Essa mãe, que se coloca de imediato no lugar do seu filho e que julga saber - antes mesmo dele - aquilo de que ele tem necessidade, pratica uma espécie de engorda não permitindo uma boa diferenciação do estado oral (1). Por essa razão, o seu filho terá dificuldade em exprimir as suas necessidades, em distingui-las das pretensões dela e não conseguirá saber onde se situa o seu próprio desejo. Esta mãe má por excesso que acabo de descrever é uma mãe tóxica: ao tornar-se indispensável, intoxica o seu filho impedindo-o de crescer.(...) O pai nesta díade fusional mãe-filho não consegue o seu lugar, não tem mesmo lugar. Só existem ela e o filho.(...) Podemos ver nesta situação a origem de numerosas depressões chamadas anaclíticas e sobretudo de múltiplas toxicodependências ou farmacodependências - cujo desenvolvimento é considerável na nossa época - que acabam chamando a atenção para o facto de que a criança não pode adquirir a sua autonomia de homem.

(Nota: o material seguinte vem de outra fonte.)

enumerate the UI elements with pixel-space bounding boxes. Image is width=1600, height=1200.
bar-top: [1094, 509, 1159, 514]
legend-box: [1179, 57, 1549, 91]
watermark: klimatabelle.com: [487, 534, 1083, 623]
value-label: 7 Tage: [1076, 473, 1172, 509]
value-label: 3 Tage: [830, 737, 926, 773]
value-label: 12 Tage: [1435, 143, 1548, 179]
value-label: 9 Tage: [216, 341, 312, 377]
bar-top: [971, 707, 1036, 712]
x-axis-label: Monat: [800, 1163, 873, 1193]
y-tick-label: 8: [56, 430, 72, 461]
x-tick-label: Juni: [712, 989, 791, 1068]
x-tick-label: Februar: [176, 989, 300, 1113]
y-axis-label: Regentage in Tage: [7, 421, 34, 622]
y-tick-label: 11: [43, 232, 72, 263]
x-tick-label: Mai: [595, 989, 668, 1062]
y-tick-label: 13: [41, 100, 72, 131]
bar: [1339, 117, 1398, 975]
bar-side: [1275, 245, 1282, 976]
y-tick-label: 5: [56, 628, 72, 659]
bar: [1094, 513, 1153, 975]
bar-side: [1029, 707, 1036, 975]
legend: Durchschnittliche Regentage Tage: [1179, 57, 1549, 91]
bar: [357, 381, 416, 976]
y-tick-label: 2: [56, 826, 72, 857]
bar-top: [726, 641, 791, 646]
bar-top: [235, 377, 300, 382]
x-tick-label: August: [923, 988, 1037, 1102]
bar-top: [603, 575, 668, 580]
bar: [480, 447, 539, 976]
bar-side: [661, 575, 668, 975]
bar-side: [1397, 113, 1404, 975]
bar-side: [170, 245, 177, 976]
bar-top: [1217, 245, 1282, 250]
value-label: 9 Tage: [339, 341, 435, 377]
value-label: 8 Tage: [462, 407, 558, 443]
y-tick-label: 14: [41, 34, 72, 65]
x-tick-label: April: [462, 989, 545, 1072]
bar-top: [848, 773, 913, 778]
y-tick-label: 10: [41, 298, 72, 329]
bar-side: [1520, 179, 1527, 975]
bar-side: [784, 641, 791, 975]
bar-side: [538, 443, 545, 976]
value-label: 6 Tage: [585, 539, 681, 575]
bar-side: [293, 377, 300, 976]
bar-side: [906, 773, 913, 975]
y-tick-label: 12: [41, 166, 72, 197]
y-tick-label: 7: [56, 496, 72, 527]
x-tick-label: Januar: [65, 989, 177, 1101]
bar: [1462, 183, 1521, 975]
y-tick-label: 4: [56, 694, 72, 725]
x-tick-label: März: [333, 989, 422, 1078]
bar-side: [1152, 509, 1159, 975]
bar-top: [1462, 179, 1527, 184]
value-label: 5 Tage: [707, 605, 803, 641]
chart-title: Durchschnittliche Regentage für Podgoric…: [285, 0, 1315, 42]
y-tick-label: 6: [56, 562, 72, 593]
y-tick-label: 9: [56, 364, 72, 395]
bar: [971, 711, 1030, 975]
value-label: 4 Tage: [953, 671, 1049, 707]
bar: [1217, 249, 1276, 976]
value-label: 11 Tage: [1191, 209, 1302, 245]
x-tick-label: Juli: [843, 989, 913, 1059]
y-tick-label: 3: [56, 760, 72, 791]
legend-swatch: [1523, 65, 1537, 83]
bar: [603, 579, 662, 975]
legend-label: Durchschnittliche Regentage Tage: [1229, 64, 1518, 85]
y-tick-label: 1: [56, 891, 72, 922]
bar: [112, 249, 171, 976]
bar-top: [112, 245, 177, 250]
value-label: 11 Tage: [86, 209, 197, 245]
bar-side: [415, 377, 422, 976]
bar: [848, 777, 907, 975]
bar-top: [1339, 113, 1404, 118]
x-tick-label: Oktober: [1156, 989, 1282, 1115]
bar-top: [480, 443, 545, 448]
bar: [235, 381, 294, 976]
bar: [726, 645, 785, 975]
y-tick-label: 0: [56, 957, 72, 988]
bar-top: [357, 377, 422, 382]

(...) Hoje, é o ciclo do desenvolvimento desestruturado que aumenta: perturbações da personalidade, perturbações identitárias e do comportamento, dependências, personalidade frágil ou procura desenfreada do prazer por incapacidade de se ter distanciado da mãe e integrado a perda e o desmame como estruturantes, daí o número considerável dos estados limite, mas também o incremento da rigidez perversa ou da paranoia (...). Daí também as passagens ao ato agressivo, à delinquência, à depressão e sobretudo às toxicodependências que conhecem hoje um aumento considerável.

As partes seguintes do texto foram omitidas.